Blood product transfusion can be lifesaving for patients who have suffered major trauma, but the associated side-effects and risks, mean that most people would agree that less is more. This paper by Sim et al examines whether giving arginine vasopressin (AVP) can reduce blood product requirements in patients receiving massive transfusions following trauma.
Effect of Low-Dose Supplementation of Arginine Vasopressin on Need for Blood Product Transfusions in Patients With Trauma and Hemorrhagic ShockA Randomized Clinical Trial
JAMA Surg. 2019;154(11):994-1003. doi:10.1001/jamasurg.2019.2884
Who was involved?
This was a single-centre study and involved adult trauma patients who had required more than six units of blood products (packed red blood cells, platelets or fresh frozen plasma). There were quite a number of exclusions including criteria such as age > 65 years, recent corticosteroid use, chronic renal disease, significant coronary artery disease and pregnancy.
What was the intervention?
After receiving the sixth blood product, patients were randomised to receive either AVP (4u bolus followed by infusion at 0.04 U/min) or the equivalent volumes of saline administered from packs that appeared identical. The infusion was continued for 48 hours with the intention of maintaining the patient’s MAP at 65 mmHg or higher. Patients could receive other vasopressors if required, but open-label AVP was not permitted.
What were the endpoints?
The primary outcome was the cumulative volume of all blood products used for that patient. Secondary outcomes included total volume of crystalloid and total vasopressor requirement within the first 48 hours. The authors also looked at 30-day outcomes including mortality, length of stay and complication rates.
What were the results?
The authors had performed a power calculation assuming a baseline mean volume of 5.4l of blood products per patient and a 50% reduction associated with AVP use. This suggested that they required 100 patients. The estimated blood product volume was based on results from a previous study by the authors. I did attempt the calculation on two on-line calculators and on each occasion, the result I obtained suggested that twice as many patients would be required.
Given the inclusion and exclusion criteria for this study, it took the authors four years to reach their target number of patients. The patients were nearly all male, young and most had penetrating trauma. As might be expected from the inclusion criteria, they were all pretty sick with the study group having a median ISS of 19 (SD 14-26) and the placebo group having a median value of 26 (SD 17 – 34).
In terms of the blood products used, AVP use appeared to be associated with reduced requirements of each of the components.

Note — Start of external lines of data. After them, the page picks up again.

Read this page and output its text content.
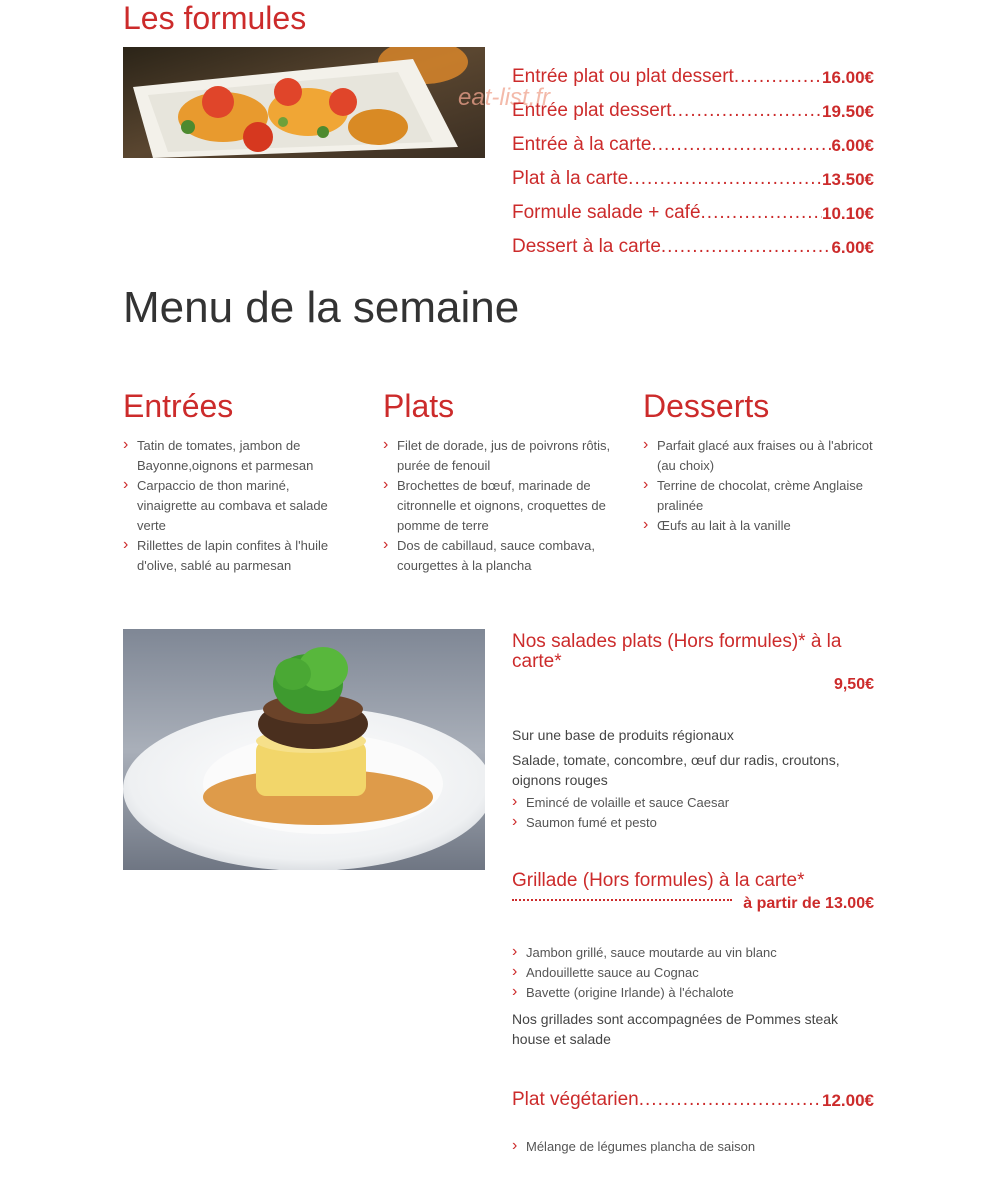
Les formules
eat-list.fr
Entrée plat ou plat dessert .....	16.00€
Entrée plat dessert .....	19.50€
Entrée à la carte .....	6.00€
Plat à la carte .....	13.50€
Formule salade + café .....	10.10€
Dessert à la carte .....	6.00€
Menu de la semaine
Entrées
› Tatin de tomates, jambon de Bayonne,oignons et parmesan
› Carpaccio de thon mariné, vinaigrette au combava et salade verte
› Rillettes de lapin confites à l'huile d'olive, sablé au parmesan
Plats
› Filet de dorade, jus de poivrons rôtis, purée de fenouil
› Brochettes de bœuf, marinade de citronnelle et oignons, croquettes de pomme de terre
› Dos de cabillaud, sauce combava, courgettes à la plancha
Desserts
› Parfait glacé aux fraises ou à l'abricot (au choix)
› Terrine de chocolat, crème Anglaise pralinée
› Œufs au lait à la vanille
Nos salades plats (Hors formules)* à la carte*
9,50€
Sur une base de produits régionaux
Salade, tomate, concombre, œuf dur radis, croutons, oignons rouges
› Emincé de volaille et sauce Caesar
› Saumon fumé et pesto
Grillade (Hors formules) à la carte*
à partir de 13.00€
› Jambon grillé, sauce moutarde au vin blanc
› Andouillette sauce au Cognac
› Bavette (origine Irlande) à l'échalote
Nos grillades sont accompagnées de Pommes steak house et salade
Plat végétarien .....	12.00€
› Mélange de légumes plancha de saison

|AVP Group||Placebo||P value|
|PRBC, median, IQR, L||0.9 (0.1-1.8)||1.5 (0.6-3.0)||0.8|
|FFP, median, IQR, L||0.9 (0.8-1.3)||1.0 (0.5-1.8)||0.03|
|Platelets, median, IQR, L||200 (0-300)||300 (0-600)||0.02|
|Cryoprecipitate, mean (SD) ml||12.6 (75.4)||34.7 (84.8)||0.04|
|Total blood products, median (IQR), L||1.7 (0.7 – 3.1)||3.0 (1.4 – 5.2)||0.03|
The volume of crystalloids used in each group was not significantly different (9.7L (7.2 -13.0) in the AVP group vs. 10.7L (8.7 – 14.4), p = 0.24). The use of additional vasopressors, calculated in terms of norepinephrine equivalence, also failed to show a significant difference (581 µg (1.2 – 11255) in the AVP group vs. 1536 µg (227 – 8491), p=0.40).
AVP was not associated with a significant reduction in length of stay 16 days (IQR 10 – 32) vs. 22 days (IQR 14 – 44) (p = 0.46) or with a significant difference in 30 day mortality with 6 deaths in each group.
There was an unexpected reduction in the risk of DVT, with 5 out of 44 patients in the treatment group were affected versus 16 out of 47 in the placebo group. Patients were scanned weekly for three weeks as it was thought patients receiving AVP may have been at increased risk of DVT due to activation of platelets by AVP. The reason for the observed difference is not clear.
This paper suggests that the use of AVP did reduce the administration of blood products in major trauma patients requiring transfusion of more than six units; however, this failed to translate into any measurable clinical outcome, other than the unexpected reduction in DVT incidence, so I don’t think I’m ready to change my practice yet.
The authors suggest a further, larger study is required to demonstrate the true effect but given the lack of demonstrated clinical benefit, and the small number of patients that this is applicable to, it may be some time before this is completed.